Identifying text in an image is a very popular application for computer vision. This process is commonly called optical character recognition, and is divided as follows:
- Text preprocessing and segmentation: During this step, the computer must deal with image noise, and rotation (skewing), and identify what areas are candidate text.
- Text identification: This is the process of identifying each letter in text which will be covered in the later chapters.
The preprocessing and segmentation phase can vary greatly depending on the source of the text. Let's take a look at common situations where preprocessing is done:
- Production OCR applications with a scanner: This is a very reliable source of text. In this scenario, the background of the image is usually white and the document is almost aligned with the scanner margins. The content that's being scanned contains basically text, with almost no noise. This kind of application relies on simple preprocessing techniques that can adjust text quickly and maintain a fast scanning pace. When writing production OCR software, it is common to delegate the identification of important text regions to the user, and create a quality pipeline for text verification and indexing.
- Scanning text in a casually taken picture or in a video: This is a much more complex scenario, since there's no indication of where the text can be. This scenario is called scene text recognition, and OpenCV 4.0 contains a contrib library to deal with it. We will cover this in Chapter 11, Text Recognition with Tesseract. Usually, the preprocessor will use texture analysis techniques to identify the text patterns.
- Creating a production quality OCR for historical texts: Historical texts are also scanned, but they have several additional problems, such as noise that's created by the old paper color and the use of ink. Other common problems are decorated letters and specific text fonts, and low contrast content that's created by ink that is erased over time. It's not uncommon to write specific OCR software for the documents at hand.

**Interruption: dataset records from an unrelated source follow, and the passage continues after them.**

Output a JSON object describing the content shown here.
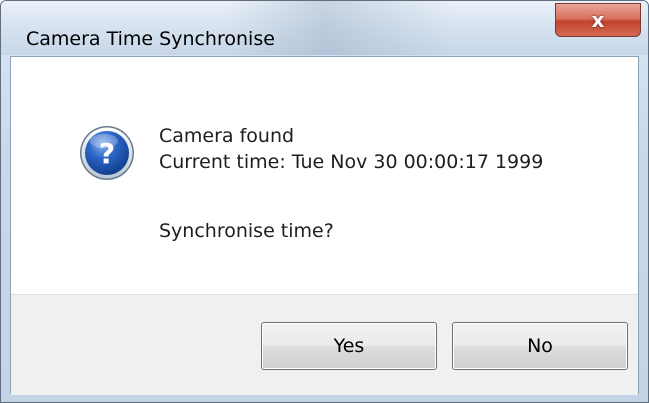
{
  "window": {
    "title": "Camera Time Synchronise",
    "close_glyph": "x"
  },
  "message": {
    "icon": "question-icon",
    "line1": "Camera found",
    "line2": "Current time: Tue Nov 30 00:00:17 1999",
    "question": "Synchronise time?"
  },
  "buttons": {
    "yes_label": "Yes",
    "no_label": "No"
  },
  "colors": {
    "titlebar": "#d6e2f0",
    "close_button": "#c2432e",
    "icon_blue": "#1f57b8",
    "button_area": "#f0f0f0"
  }
}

- Scanning maps, diagrams, and charts: Maps, diagrams, and charts pose an especially difficult scenario since the text is usually in any orientation and in the middle of image content. For example, city names are often clustered, and ocean names often follow country shore contour lines. Some charts are heavily colored, with text appearing in both clear and dark tones.
OCR application strategies also vary according to the objective of the identification. Will it be used for a full text search? Or should the text be separated into logical fields to index a database with information for a structured search?
In this chapter, we will focus on preprocessing scanned text, or text that's been photographed by a camera. We'll consider that the text is the main purpose of the image, such as in a photographed piece of paper or card, for example, in this parking ticket:
We'll try to remove common noise, deal with text rotation (if any), and crop the possible text regions. While most OCR APIs already do these things automatically – and probably with state-of-the-art algorithms—it is still worth knowing how things happen under the hood. This will allow you to better understand most OCR APIs parameters and will give you better knowledge about the potential OCR problems you may face.